Jakie jeszcze zawody uchodzą za atrakcyjne? Na dalszych miejscach uplasowały się kolejno branże takie jak:
- edukacja (nauczyciele, asystenci, korepetytorzy itp.) – 23 proc.
- służby ratunkowe (strażacy, ratownicy medyczni, lekarze/pielęgniarki z SOR itp.) – 19 proc.
- prawo (prawnicy, policjanci itp.) – 18 proc.
- biznes (marketing, sprzedaż itp.) – 18 proc.
- nauka (farmaceuci, chemicy, badacze itp.) – 17 proc.
- technologia (analitycy danych, specjaliści IT itp.) – 17 proc.
- finanse (inwestowanie, zarządzanie funduszami hedgingowymi itp.) – 16 proc.
Czytaj także: To najbardziej rozchwytywany typ mężczyzny na Tinderze. 2025 ma być rokiem golden retriver boyfriend
Interesujące jest także to, jaki stosunek do życia zawodowego drugiej połówki prezentują współcześni single i singielki. Jak pokazała ankieta, użytkownicy aplikacji randkowych mają w tej kwestii wysokie wymagania. 44 proc. z nich szuka partnera o podobnych ambicjach zawodowych. 34 proc. mierzy wyżej i deklaruje, że interesują ich kandydaci bądź kandydatki o jeszcze większych ambicjach, niż mają oni sami.
W kwestii zarobków 39 proc. ankietowanych przyznało, że chciałoby, aby ich partner/partnerka zarabiali tyle samo co oni. Co ciekawe, odsetek ten był wyższy wśród kobiet i wyniósł 45 proc. Wśród mężczyzn tylko 33 proc. chciałoby zarabiać tyle, ile partnerka.

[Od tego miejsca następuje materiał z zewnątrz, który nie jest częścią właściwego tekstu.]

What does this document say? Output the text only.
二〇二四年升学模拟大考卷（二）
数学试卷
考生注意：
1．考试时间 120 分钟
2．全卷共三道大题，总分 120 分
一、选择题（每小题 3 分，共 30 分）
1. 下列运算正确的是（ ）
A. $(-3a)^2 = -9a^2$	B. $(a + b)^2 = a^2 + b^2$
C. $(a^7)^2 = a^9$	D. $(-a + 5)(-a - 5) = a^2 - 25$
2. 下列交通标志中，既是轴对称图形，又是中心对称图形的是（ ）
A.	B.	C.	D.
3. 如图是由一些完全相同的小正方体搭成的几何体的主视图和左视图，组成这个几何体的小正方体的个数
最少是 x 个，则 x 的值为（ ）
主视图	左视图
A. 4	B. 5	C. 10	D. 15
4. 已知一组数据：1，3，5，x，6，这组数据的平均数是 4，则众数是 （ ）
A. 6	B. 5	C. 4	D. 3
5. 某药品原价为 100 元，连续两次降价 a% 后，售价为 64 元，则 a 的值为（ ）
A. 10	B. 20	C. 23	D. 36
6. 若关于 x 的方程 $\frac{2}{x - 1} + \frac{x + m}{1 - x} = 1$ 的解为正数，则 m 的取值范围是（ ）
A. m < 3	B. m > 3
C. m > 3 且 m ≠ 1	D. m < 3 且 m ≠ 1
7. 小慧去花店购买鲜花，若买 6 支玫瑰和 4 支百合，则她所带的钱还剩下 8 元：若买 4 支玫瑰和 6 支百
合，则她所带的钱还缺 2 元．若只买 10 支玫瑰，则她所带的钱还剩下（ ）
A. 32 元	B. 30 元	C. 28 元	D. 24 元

Warto zauważyć, że choć dla współczesnych singli i singielek kariera ich potencjalnych partnerów jest istotna, to nie chcą oni zbyt długo rozmawiać o niej na pierwszej randce. 39 proc. ankietowanych przedstawicieli generacji Z i 47 proc. milenialsów przyznało, że roztrząsanie tematów zawodowych na pierwszym spotkaniu do dla nich red flag zniechęcający do dalszych kontaktów.